Private companies accuse Canada Post of pricing its courier service below cost, in a bid to drive them out of the market: the dreaded "predatory pricing." How can it afford to do this? By cross-subsidizing: using the profits generated by its monopoly on first-class mail to pay for price cuts in the competitive courier business.
Such a complaint is common among industry rivals. Bell Canada's competitors in the long-distance telephone market accuse it of cross- subsidizing out of its monopoly on local calls. Most of the time, accusations of predatory pricing suffer from just one problem: As a business strategy, it doesn't make sense. Maybe the predator does eventually drive its rival out of business after enduring heavy losses for several years. But it has no guarantee that another competitor with deeper pockets won't just fill the breach. Predatory pricing is potentially effective only for companies in a position of overwhelming market dominance: a market share of 85 per cent or more. In any other situation, shareholders would likely have some pointed questions to ask of management.

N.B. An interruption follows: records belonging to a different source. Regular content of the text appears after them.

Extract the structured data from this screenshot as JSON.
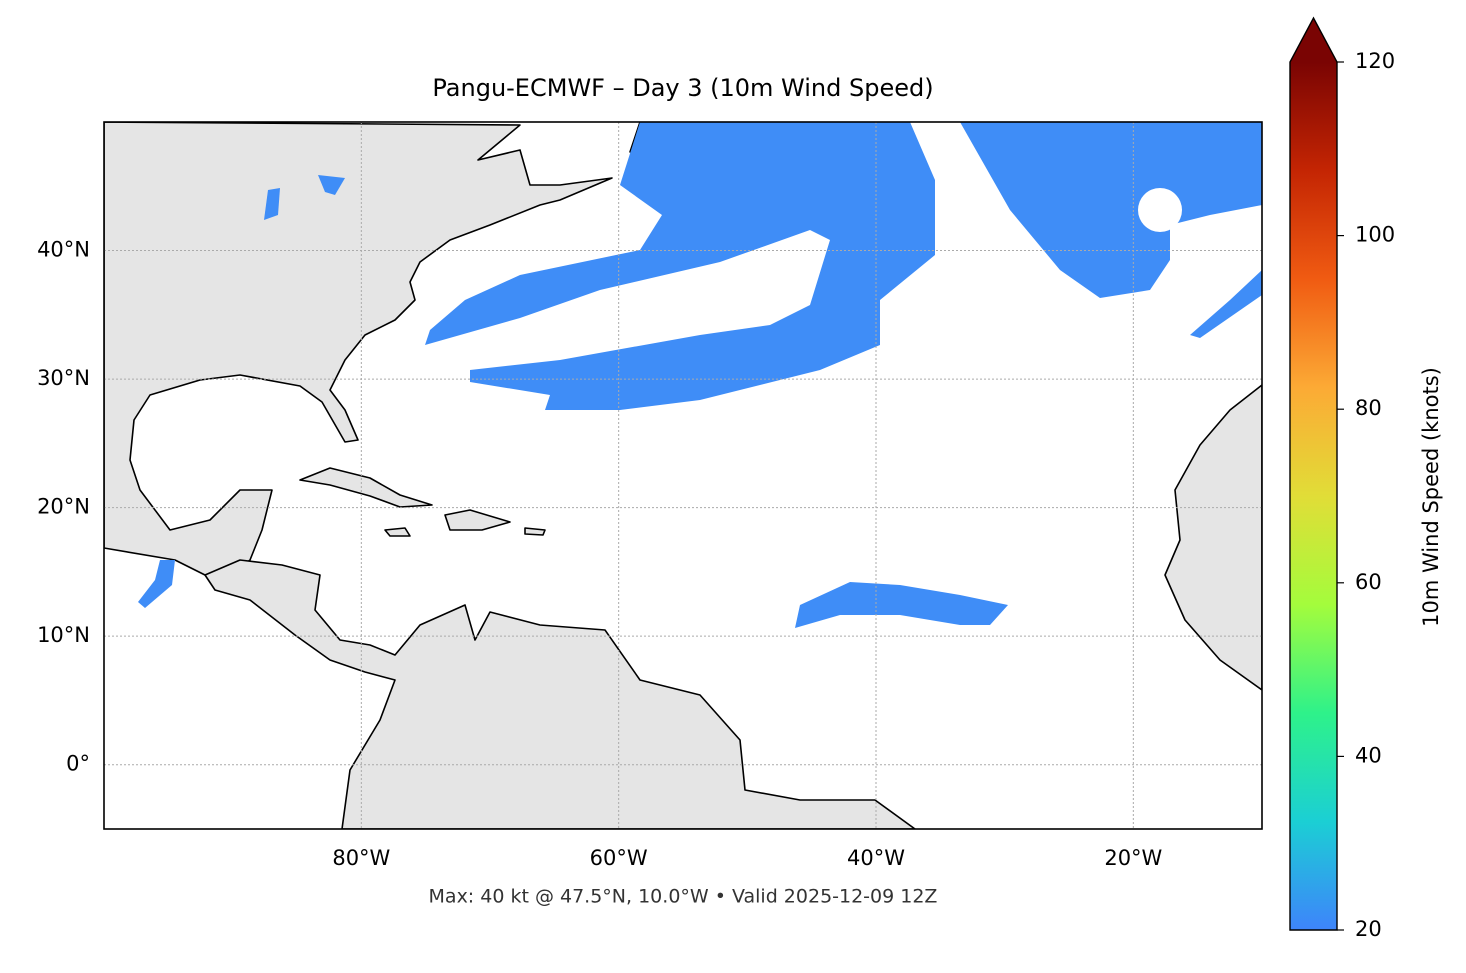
{
  "chart_data": {
    "type": "map",
    "title": "Pangu-ECMWF – Day 3 (10m Wind Speed)",
    "footnote": "Max: 40 kt @ 47.5°N, 10.0°W • Valid 2025-12-09 12Z",
    "xlim": [
      -100,
      -10
    ],
    "ylim": [
      -5,
      50
    ],
    "xticks": [
      {
        "value": -80,
        "label": "80°W"
      },
      {
        "value": -60,
        "label": "60°W"
      },
      {
        "value": -40,
        "label": "40°W"
      },
      {
        "value": -20,
        "label": "20°W"
      }
    ],
    "yticks": [
      {
        "value": 0,
        "label": "0°"
      },
      {
        "value": 10,
        "label": "10°N"
      },
      {
        "value": 20,
        "label": "20°N"
      },
      {
        "value": 30,
        "label": "30°N"
      },
      {
        "value": 40,
        "label": "40°N"
      }
    ],
    "grid": true,
    "colorbar": {
      "label": "10m Wind Speed (knots)",
      "clim": [
        20,
        120
      ],
      "ticks": [
        20,
        40,
        60,
        80,
        100,
        120
      ],
      "colors": [
        "#3e84fb",
        "#1bcfd4",
        "#2ef28a",
        "#a4fc3c",
        "#e1dd37",
        "#fcaa35",
        "#f05b12",
        "#c42503",
        "#7a0403"
      ]
    }
  }
}
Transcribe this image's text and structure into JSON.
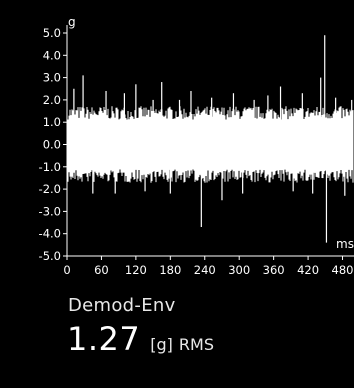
{
  "chart_data": {
    "type": "line",
    "xlabel": "ms",
    "ylabel": "g",
    "xlim": [
      0,
      500
    ],
    "ylim": [
      -5.0,
      5.0
    ],
    "x_ticks": [
      "0",
      "60",
      "120",
      "180",
      "240",
      "300",
      "360",
      "420",
      "480"
    ],
    "y_ticks": [
      "5.0",
      "4.0",
      "3.0",
      "2.0",
      "1.0",
      "0.0",
      "-1.0",
      "-2.0",
      "-3.0",
      "-4.0",
      "-5.0"
    ],
    "series": [
      {
        "peaks": [
          {
            "x": 12,
            "y": 2.5
          },
          {
            "x": 28,
            "y": 3.1
          },
          {
            "x": 45,
            "y": -2.2
          },
          {
            "x": 68,
            "y": 2.4
          },
          {
            "x": 84,
            "y": -2.2
          },
          {
            "x": 100,
            "y": 2.3
          },
          {
            "x": 120,
            "y": 2.7
          },
          {
            "x": 136,
            "y": -2.1
          },
          {
            "x": 150,
            "y": 2.0
          },
          {
            "x": 165,
            "y": 2.8
          },
          {
            "x": 180,
            "y": -2.2
          },
          {
            "x": 196,
            "y": 2.0
          },
          {
            "x": 216,
            "y": 2.4
          },
          {
            "x": 234,
            "y": -3.7
          },
          {
            "x": 252,
            "y": 2.1
          },
          {
            "x": 270,
            "y": -2.5
          },
          {
            "x": 290,
            "y": 2.3
          },
          {
            "x": 306,
            "y": -2.2
          },
          {
            "x": 326,
            "y": 2.0
          },
          {
            "x": 350,
            "y": 2.2
          },
          {
            "x": 372,
            "y": 2.6
          },
          {
            "x": 394,
            "y": -2.1
          },
          {
            "x": 410,
            "y": 2.3
          },
          {
            "x": 428,
            "y": -2.2
          },
          {
            "x": 442,
            "y": 3.0
          },
          {
            "x": 449,
            "y": 4.9
          },
          {
            "x": 452,
            "y": -4.4
          },
          {
            "x": 468,
            "y": 2.1
          },
          {
            "x": 484,
            "y": -2.3
          },
          {
            "x": 496,
            "y": 2.0
          }
        ],
        "band_typical": 1.3,
        "band_spread": 0.6
      }
    ]
  },
  "readout": {
    "label": "Demod-Env",
    "value": "1.27",
    "unit": "[g]",
    "stat": "RMS"
  }
}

Of course, Canada Post has unusually forbearing shareholders. After losing money in three of the last five years, it hopes to parlay this latest postage hike into a $68-million profit this year - on revenues of $5-billion. Although in theory it is no longer subsidized by the government, the willingness of its sole owner to endure so trivial a rate of return constitutes a form of implicit subsidy. Which makes it more conceivable that Canada Post might be up to no good: Given such a safety net, managers tend to be interested less in maximizing profits than revenues.
Whether Canada Post really is cross-subsidizing its courier business is a matter for the accountants. The private firms point to a leaked study showing that Canada Post assigns 74 per cent of its overall costs to delivering first-class letters, though these account for just 45 per cent of its volume and 59 per cent of its revenues. Canada Post, for its part, denies it is doing any such thing. But since it does not break out the figures for Priority Post or Purolator, there's no way of knowing.
Well, there is one way. The complaints of Bell Canada's long-distance rivals are about to become obsolete: When competition invades the local telephone business, there won't be any monopoly profits to spread about. If the exclusive privilege on first-class mail were abolished, private courier firms could likewise be assured of the fabled level playing field.
Canada Post has a ready answer to that. The letter monopoly is essential, it says, in order to - are you ready for this? - cross- subsidize rural rates out of the profits earned on urban delivery. That's just the sort of thing Bell Canada used to say: It needed a monopoly on long-distance in order to cross-subsidize local calls. How either of these elaborate redistribution schemes advances social justice is murky: It's easier, cheaper and fairer to subsidize low-income users directly than to give every local caller or rural letter-writer the same break.
In any case, there are better means than subsidies to make the mail cheaper. Just as competition promises to deliver less expensive local phone service without need of cross-subsidy from long-distance callers, so even country folk may be better off if we abolished the letter monopoly.